İlmin katline fetva!

Marxist politikacı Rodi Margulies aradan 12 sene geçtikten sonra, Dr. Süleyman Sayar’ı bırakın, mensup olduğu Uludağ Üniversitesi’nin yönetiminden “Yahudi karakteri konulu makaleyi nasıl yayınlarsınız” diye hesap soruyor ve hatta adamların “katli vâciptir” demeye getiriyor.
Dr. Sayar makalesinin sonuç bölümünde şöyle
yazıyor:
“Karakter ve zihniyet kavramları çerçevesinde Yahudi tarih ve kültürünün şekillendirdiği Yahudi millî/sosyal karakteri, üstünlük anlayışı ve tarihî ezilmişlik duygusu odağında ırkçı, bozguncu, entrikacı, kinci, intikamcı, dünyacı, isyankâr, dönek vb. karakter özelliklerine sahiptir.
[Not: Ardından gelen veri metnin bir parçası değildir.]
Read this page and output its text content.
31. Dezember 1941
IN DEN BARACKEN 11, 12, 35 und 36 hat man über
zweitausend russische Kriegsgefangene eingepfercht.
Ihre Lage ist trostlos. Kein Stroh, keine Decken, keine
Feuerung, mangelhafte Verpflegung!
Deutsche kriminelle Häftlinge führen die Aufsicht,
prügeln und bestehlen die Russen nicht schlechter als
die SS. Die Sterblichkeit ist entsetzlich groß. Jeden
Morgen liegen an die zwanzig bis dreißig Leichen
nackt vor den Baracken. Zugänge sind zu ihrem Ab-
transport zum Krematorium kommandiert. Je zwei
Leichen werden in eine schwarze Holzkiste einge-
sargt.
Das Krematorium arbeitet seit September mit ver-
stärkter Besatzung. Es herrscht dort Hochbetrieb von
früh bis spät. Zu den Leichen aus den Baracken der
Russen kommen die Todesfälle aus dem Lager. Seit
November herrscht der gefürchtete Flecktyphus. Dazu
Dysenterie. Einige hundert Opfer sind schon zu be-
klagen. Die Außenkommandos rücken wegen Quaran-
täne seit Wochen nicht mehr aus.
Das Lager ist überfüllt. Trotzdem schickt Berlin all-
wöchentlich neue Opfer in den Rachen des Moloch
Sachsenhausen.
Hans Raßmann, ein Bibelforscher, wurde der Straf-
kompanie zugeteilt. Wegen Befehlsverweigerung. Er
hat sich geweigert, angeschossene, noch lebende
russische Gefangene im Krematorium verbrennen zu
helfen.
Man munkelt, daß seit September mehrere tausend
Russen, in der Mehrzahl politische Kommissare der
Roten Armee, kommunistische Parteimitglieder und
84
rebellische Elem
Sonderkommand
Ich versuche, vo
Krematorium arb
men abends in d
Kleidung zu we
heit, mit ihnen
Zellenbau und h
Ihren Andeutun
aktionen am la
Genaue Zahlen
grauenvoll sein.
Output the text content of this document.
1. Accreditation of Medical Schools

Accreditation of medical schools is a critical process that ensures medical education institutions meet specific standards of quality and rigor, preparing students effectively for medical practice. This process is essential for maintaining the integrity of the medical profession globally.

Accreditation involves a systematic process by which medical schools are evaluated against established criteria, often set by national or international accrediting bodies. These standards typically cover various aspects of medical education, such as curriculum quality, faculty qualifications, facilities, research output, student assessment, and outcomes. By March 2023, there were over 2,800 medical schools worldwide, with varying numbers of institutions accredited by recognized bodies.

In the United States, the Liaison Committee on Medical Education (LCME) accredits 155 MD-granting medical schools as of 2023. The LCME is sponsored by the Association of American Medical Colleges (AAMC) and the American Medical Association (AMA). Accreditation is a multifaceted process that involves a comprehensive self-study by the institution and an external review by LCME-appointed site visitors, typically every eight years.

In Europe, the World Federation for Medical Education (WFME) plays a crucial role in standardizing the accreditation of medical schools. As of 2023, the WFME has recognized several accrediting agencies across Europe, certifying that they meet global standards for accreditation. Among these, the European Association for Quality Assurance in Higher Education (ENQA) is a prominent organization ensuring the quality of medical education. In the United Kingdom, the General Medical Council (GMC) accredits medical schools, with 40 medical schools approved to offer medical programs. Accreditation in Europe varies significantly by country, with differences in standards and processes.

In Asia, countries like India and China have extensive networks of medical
Bu karakterin din alanındaki belirleyici temel kavramları ise küfür, şirk ve nifaktır. Bu tablo, sosyo-psikolojik unsurları da dikkate alan tarihî karakter tesbiti çalışmamızda varılan doğal bir sonuç olmaktadır. Kur’an anlatımında Yahudi, dinî/ahlâkî bakış açısından olumsuz bir tutum ve davranışın sembolü olarak dikkat çekmektedir. Yahudi toplumunun tarihî karakteri ve sosyal psikolojisi, kendi kutsal kitaplarında da (“Eski Ahit”) Kur’an’dakine benzer özelliklerle gözler önüne serilmiştir. İki dinin kutsal metinlerinde de aynı olumsuz kişilik yapısı ve aykırı sosyal davranış biçiminin yansıtılması, bu karakterin objektif olarak tespiti yanında, sürekliliğinin de delili sayılabilir.”
Dr. Sayar 13 sayfalık makalesinde 135 dip not kullanmıştır. Araştırıcı: “Kendi kutsal kitaplarında da (“Eski Ahit”) Kur’an’dakine benzer özelliklerle gözler önüne serilmiştir” diyor. Hem “Yahudiler”, hem “İslâmcılar”cevap vermeli şimdi!

***

Sehpa kurulmuş; asacaklar! BiaNet’ten Çiçek Tahaoğlu, kendi deyişiyle “Yahudilere yönelik nefret söylemi içeren” makaleyi fakültenin dekan yardımcısına sormuş:
“Dekan Yardımcısı Doç. Dr. Recep Cici, ‘Bu konuyu görüşüyoruz, ona göre bir değerlendirme yapacağız’ diye konuştu. Makalenin hâlâ web sitesinde yayında olduğunu söylememiz üzere, Cici ‘Makalenin tümünü belki gözden geçirmek gerekiyor. Kur’an bağlamında değerlendirmeler deniyor. Bu konuda Taraf’ta çıkan yazıdan da haberimiz var. Ona göre değerlendiriyoruz...”
Peşin peşin “nefret söylemi”nden bahsediliyor. Fakülteyi arayan kendisinden o kadar emin ki, “Makale hâlâ web sitesinde yayında” diyebiliyor.
Uludağ Üniversitesi İlahiyat Fakültesi Dergisi, hakemli bir dergi. O dergide yazı bir ilim heyetinin kontrolünde dergiye girebilir. İlim heyeti, makaleyi ince eleyip sık dokumak zorundadır. Kimin aleyhinde çıkarsa çıksın, deliller sağlamsa itiraz edemez. Ancak bir başkası karşı deliller getirebilir.
Onun için üniversite yönetiminin artık yapacağı bir şey yoktur. Eğer yönetim, polemiklerden ve tenkitlerden çekinip “tavır” almaya kalkışırsa, ilmi inkâr ediyor demektir.
Burada, “Yahudiler aleyhine yazı çıktı, oh olsun” demiyorum. Demem de mümkün değil! İsrail’de, Filistin’de röportajlar yaptım, Yahudi kimliğini tanımaya çalıştım ve hatta Filistinlilere bakarak birçok meziyetlerini de övdüm. Endişem, ilmin katledilmesidir.